Née le 14 août 1936, Claudette sera l'unique enfant de Raymonde et Henri Guillermin. Elle grandira dans la ferme familiale au hameau du Carouge et passera une enfance simple, avec en toile de fond la guerre et ses années de tourmente. Comme beaucoup d'enfants à cette époque, chaussée de sabots de bois, elle fera, avec ses copines, le trajet jusqu'au bourg du village à pied, et souvent plusieurs fois par jour. Le matin, c'était pour aller à l'école communale, le soir, pour aller aux vêpres, le dimanche, pour aller à la messe, sans oublier le catéchisme.

Elle n'a que 14 ans quand sa maman a un accident qui la laissera handicapée. Elevée comme un garçon, Claudette fera le travail d'un homme, manier la fourche, la pelle, le sarcloir, traire les vaches à la main, porter le lait à la fromagerie. Elle ira aussi récolter les fougères au Villard (hameau de Saint-Etienne-du-Bois), labourer, soit avec la mule, soit avec les chevaux.

Le 11 avril 1959, elle prend pour époux Gilbert Marion et le jeune couple vient s'installer dans la ferme familiale au Carouge. L'espace est restreint. Trois générations se partagent trois pièces. Claudette et Gilbert feront valoir la ferme avec beaucoup de ténacité.

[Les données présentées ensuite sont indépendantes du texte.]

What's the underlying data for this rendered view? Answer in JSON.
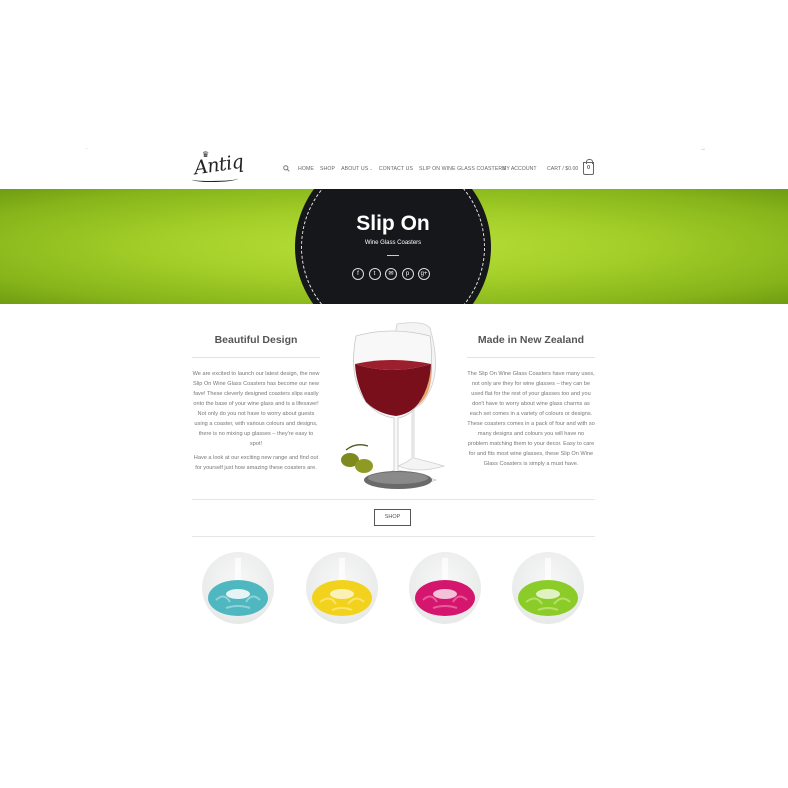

Ils auront le bonheur de voir leur famille s'agrandir avec deux enfants, Jocelyne et Christian qui leur donneront huit petits-enfants. Avec beaucoup de peine et de sueur, la ferme évolue.

En 1994, Claudette perd son papa et en en 1996, elle enterre sa maman le jour de ses 60 ans.

L'heure de la retraite arrive, mais la maladie n'est pas loin. Très entourée par son mari et ses enfants, elle vivra sa maladie sous son toit, aidée par le personnel soignant qui sera un soutien immense pour ses proches.

Dimanche 20 novembre, Claudette Marion "s'éteint comme un feu s'éteint après un long hiver" (parole de ses enfants).

 

 

 

De sa petite enfance, Claudette Marion gardera le souvenir de moments de partages et de rigolades lors des innombrables trajets entre la maison et l'école. Malgré sa charge de travail, elle était toujours souriante et pleine d'entrain, elle ne laissait personne indifférent. Si les dimanches étaient les seuls jours où le couple pouvait s'évader, aller à la pêche ou pique-niquer avec les enfants, elle apportait du bonheur au quotidien.

Bénévole au sou des écoles, personne n'a oublié sa joie de vivre, son immense sourire, ses éclats de rire, et les chansons qu'elle chantait avec beaucoup de plaisir. Claudette aimait la vie, aimait les gens, aimait recevoir. Chaque visiteur était toujours accueilli avec le café et un gâteau. Elle mettait toujours les petits plats dans les grands pour recevoir, et savait tirer profit de tout ce que la nature peut nous donner. Les années de disette lui avaient appris à ne rien gaspiller.

Chaque personne qui l'a côtoyée gardera le souvenir d'une personne vraie, d'une personne qui savait ce que veut dire le mot "aimer".